Решительно чем дальше я продвигаюсь, тем больше убеждаюсь, что всеми авторами движет одна подспудная идея: Гитлер – другой.
Своей книгой я расставлю западню этой идее. Показав, что Гитлер мог стать другим, не тем, кем был, я заставлю каждого читателя почувствовать, что он мог бы стать Гитлером.
Я возвращаюсь к сексуальности Гитлера. Почему? Потому что нельзя понять человека, не проанализировав эту сторону его отношений с ближним. Для меня это вопрос скорее этики, чем психоанализа; надо рассматривать «связи», «отношения». Я, в отличие от Фрейда, не считаю, что сексуальность является определяющей, но полагаю, что она о многом говорит. Выражает на свой лад отношения человеческого существа с себе подобными, а стало быть, и со всем человечеством.
Я различаю два типа сексуальности: сексуальность, сосредоточенную на другом, и сексуальность, сосредоточенную на себе. Сексуальность альтруистичную и сексуальность эгоцентричную.
Эгоцентричная сексуальность – прежде всего мастурбация, фетишизм, вуайеризм, но она не предполагает непременного одиночества. Она может включать и партнеров. Однако партнеры эти имеют доступ к сцене, но не к «я». Они существуют лишь в той мере, в какой играют роль относительно задействованного эго. Эгоцентрик в сексе пользуется другими как орудиями для достижения наслаждения. Они низведены до уровня предметов или актеров в определенном амплуа. Если другой оказывается другим, он становится препятствием, и отношения прекращаются.
Напротив, альтруистичная сексуальность как раз и направлена на другого – другого с его особенностями, его желаниями, его неприятиями, его ритмами, его взглядом. Альтруистичная сексуальность – не филантропия и не рабство. Не путать ее с чистым служением другому – это сексуальность, которая ищет встречи с другим в движении тел, прикосновении, ласке, поцелуе, наслаждении. Что может быть прекраснее в человеческих отношениях, чем существо, наслаждающееся наслаждением другого? Чем глаза, ищущие удовольствие в глазах другого? Одновременный оргазм. Любовь с открытыми глазами.
Наша сексуальность – лишь один из способов сосуществования с другими. Или существования без них. Во всех случаях она показывает нашу открытость или закрытость людям.
У Гитлера почти не было сексуальной жизни. По достоверным свидетельствам в молодости он не имел такой возможности, в войну – желания, а в пору своей политической жизни – времени. Однокашники, товарищи по окопам, секретарши, дававшие показания на Нюрнбергском процессе, свидетельствуют об одном и том же: у Гитлера не было сексуальных отношений.

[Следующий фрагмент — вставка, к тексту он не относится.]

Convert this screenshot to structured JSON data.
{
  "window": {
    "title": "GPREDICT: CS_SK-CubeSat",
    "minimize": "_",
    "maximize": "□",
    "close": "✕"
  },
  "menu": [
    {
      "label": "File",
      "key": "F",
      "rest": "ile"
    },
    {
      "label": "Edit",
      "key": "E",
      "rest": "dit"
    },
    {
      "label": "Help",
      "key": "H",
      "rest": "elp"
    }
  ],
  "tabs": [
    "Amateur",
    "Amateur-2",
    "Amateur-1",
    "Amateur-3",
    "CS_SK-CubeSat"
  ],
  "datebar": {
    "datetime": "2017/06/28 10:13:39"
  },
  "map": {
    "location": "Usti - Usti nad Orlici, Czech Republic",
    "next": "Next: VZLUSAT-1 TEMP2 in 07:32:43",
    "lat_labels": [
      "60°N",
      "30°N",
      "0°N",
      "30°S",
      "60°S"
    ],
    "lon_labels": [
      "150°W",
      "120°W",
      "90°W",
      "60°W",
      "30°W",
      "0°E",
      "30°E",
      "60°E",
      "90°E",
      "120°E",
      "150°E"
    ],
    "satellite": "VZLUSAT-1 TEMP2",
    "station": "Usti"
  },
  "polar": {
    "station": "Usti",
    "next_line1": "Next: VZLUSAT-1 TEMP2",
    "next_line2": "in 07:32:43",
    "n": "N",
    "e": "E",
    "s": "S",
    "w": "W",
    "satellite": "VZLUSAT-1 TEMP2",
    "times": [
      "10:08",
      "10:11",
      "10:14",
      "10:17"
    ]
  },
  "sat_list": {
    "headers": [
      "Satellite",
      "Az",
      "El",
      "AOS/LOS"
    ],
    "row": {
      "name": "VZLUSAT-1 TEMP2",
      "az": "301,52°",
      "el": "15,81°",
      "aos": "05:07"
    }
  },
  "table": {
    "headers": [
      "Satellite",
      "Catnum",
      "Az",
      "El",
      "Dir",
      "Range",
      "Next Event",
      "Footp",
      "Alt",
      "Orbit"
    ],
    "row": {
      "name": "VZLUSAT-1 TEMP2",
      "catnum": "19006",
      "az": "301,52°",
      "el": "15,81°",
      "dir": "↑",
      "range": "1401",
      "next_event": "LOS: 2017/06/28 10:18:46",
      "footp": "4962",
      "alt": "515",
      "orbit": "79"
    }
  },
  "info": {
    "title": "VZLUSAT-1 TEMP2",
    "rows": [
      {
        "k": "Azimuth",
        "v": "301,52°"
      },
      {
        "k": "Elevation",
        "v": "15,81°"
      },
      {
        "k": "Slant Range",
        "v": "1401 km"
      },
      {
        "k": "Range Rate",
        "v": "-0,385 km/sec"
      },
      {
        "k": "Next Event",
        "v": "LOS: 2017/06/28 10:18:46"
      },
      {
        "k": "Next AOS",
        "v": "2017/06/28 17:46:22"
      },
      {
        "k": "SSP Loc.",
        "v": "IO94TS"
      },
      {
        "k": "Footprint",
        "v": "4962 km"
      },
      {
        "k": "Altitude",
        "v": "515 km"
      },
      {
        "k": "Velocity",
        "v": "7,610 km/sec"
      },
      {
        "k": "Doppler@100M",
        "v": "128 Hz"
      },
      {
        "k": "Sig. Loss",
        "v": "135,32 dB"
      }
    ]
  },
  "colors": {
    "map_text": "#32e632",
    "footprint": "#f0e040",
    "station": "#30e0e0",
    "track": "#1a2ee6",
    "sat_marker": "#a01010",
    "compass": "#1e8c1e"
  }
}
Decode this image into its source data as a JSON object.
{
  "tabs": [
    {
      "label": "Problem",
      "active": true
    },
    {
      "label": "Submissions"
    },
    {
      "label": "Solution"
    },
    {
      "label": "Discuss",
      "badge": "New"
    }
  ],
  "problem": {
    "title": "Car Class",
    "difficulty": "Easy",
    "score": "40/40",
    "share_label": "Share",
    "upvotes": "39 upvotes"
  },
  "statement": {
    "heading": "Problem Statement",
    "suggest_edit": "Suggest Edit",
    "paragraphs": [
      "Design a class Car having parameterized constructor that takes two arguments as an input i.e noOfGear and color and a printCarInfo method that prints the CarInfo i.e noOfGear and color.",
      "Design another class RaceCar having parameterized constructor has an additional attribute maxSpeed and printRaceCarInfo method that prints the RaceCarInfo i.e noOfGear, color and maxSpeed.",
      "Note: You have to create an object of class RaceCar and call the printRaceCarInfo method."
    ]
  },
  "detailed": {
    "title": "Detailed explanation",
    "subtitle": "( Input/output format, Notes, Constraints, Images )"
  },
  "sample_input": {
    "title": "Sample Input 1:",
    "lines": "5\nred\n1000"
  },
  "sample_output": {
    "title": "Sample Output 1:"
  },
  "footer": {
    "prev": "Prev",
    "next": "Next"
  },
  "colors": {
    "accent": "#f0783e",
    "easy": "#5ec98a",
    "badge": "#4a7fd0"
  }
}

Разумеется, когда он становится публичным человеком, женщины тянутся к звезде и присутствуют в его кругу. Все они покончат с собой или совершат попытку самоубийства. Ибо никогда Гитлер не вступает в истинные отношения с кем бы то ни было. У этого человека, возможно, и была сексуальность, но сексуальность без партнеров.
Он довольствовался тем, что овладевал толпами. Я должен написать текст о сублимации его неудавшейся сексуальной жизни в его жизни оратора.
Друзья и члены семьи заклинают меня отказаться от этой книги. Это укрепляет меня в моем намерении.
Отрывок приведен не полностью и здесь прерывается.